Old Town Park at Atrium Village

This overhead shot from Curtis Waltz at Aerialscapes shows the Old Town Park tower, with Atrium Village demolition at lower left.

Essex On The Park is Off Of The Ground

Essex On The Park goes vertical

Essex On The Park is beginning its climb into the Michigan Avenue skyline.

Essex On The Park raised a tower crane earlier this month, and now work has begun going vertical along Michigan Avenue in the South Loop. Power Construction has 56 stories to stack atop each other, so there’s a whole lot of work to do. But that’s what tower cranes are for, right? Wait and see; this thing will be topped out in no time.

A few reminders for you as Essex On The Park begins to rise: It’s a development from Oxford Capital Group. It’s designed by¬†Hartshorne Plunkard Architecture. As previously mentioned, Power Construction is the general contractor. 808 South Michigan Avenue is the address. There will be 476 apartments, 84 parking spots, and some ground-floor retail space.

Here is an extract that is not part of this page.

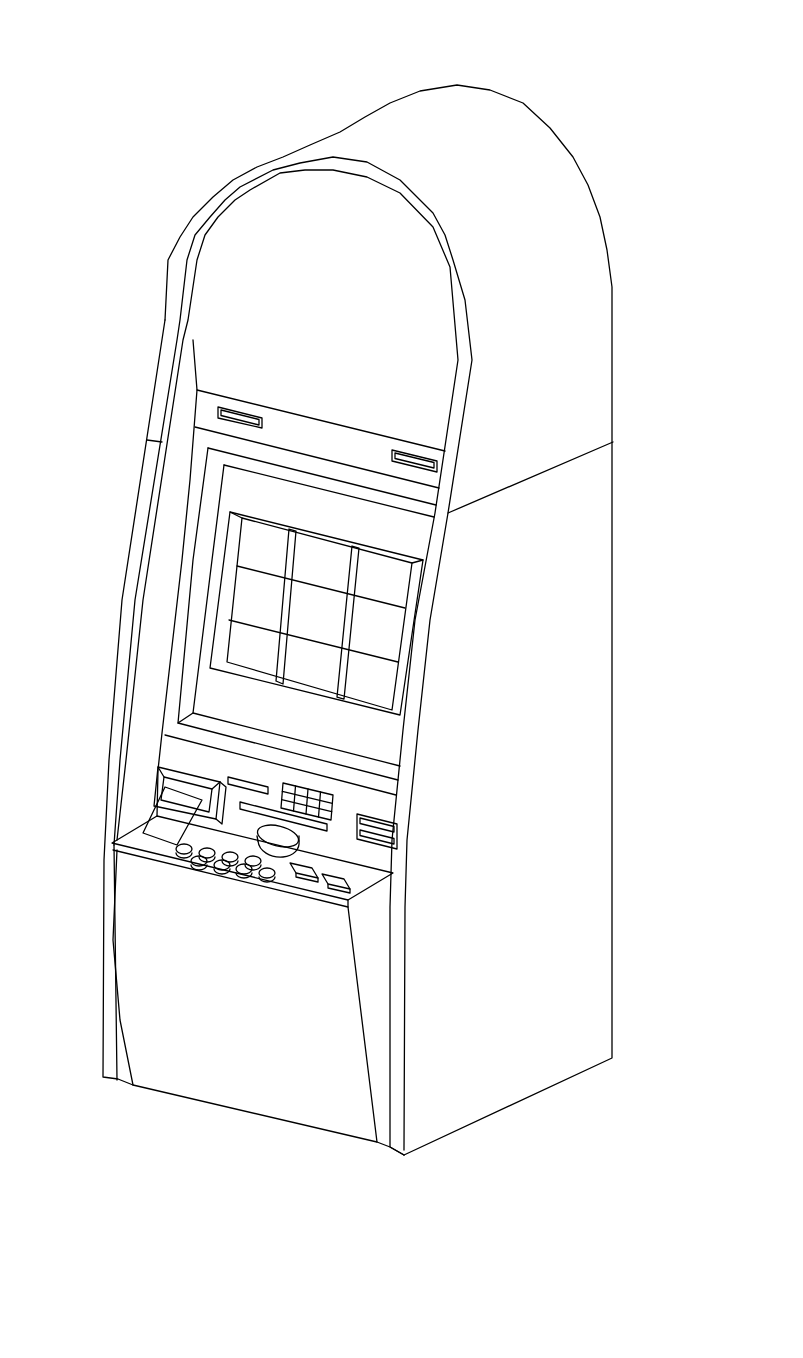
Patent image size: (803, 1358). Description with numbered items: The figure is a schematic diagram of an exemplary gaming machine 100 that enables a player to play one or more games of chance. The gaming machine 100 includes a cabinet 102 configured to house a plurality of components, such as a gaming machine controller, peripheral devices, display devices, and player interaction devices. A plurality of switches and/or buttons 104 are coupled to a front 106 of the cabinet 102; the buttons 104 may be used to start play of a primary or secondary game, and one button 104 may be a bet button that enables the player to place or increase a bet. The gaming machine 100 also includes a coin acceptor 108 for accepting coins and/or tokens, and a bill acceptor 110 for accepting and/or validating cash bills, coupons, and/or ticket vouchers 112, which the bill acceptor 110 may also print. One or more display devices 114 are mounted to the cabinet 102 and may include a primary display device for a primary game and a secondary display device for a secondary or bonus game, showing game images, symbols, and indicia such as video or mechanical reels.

Oxford plans to have the apartment tower open to residents in 2019.

Essex On The Park celebrates the Poureth of July

Essex On The Park concrete pour

A swarm of activity at Essex On The Park as the concrete flows freely.

Monday is Concrete Day for Essex On The Park, as Power Construction crews spend the day between the holiday weekend and the actual holiday pouring concrete into the foundation for the new 56-story apartment tower from Oxford Capital Group. And of course, we’re not talking about little bits of concrete. We’re talking trucks lined up down the street, waiting to get their pour on.

One segment of the concrete being poured today is the foundation for the tower crane. The stub was planted almost two weeks ago, sitting there looking all lonely. But now it will have a home, and the crane can be fully assembled, and soon (we hope.) If it goes up before any other cranes come down, it will be #34 on the Chicago Tower Crane Survey.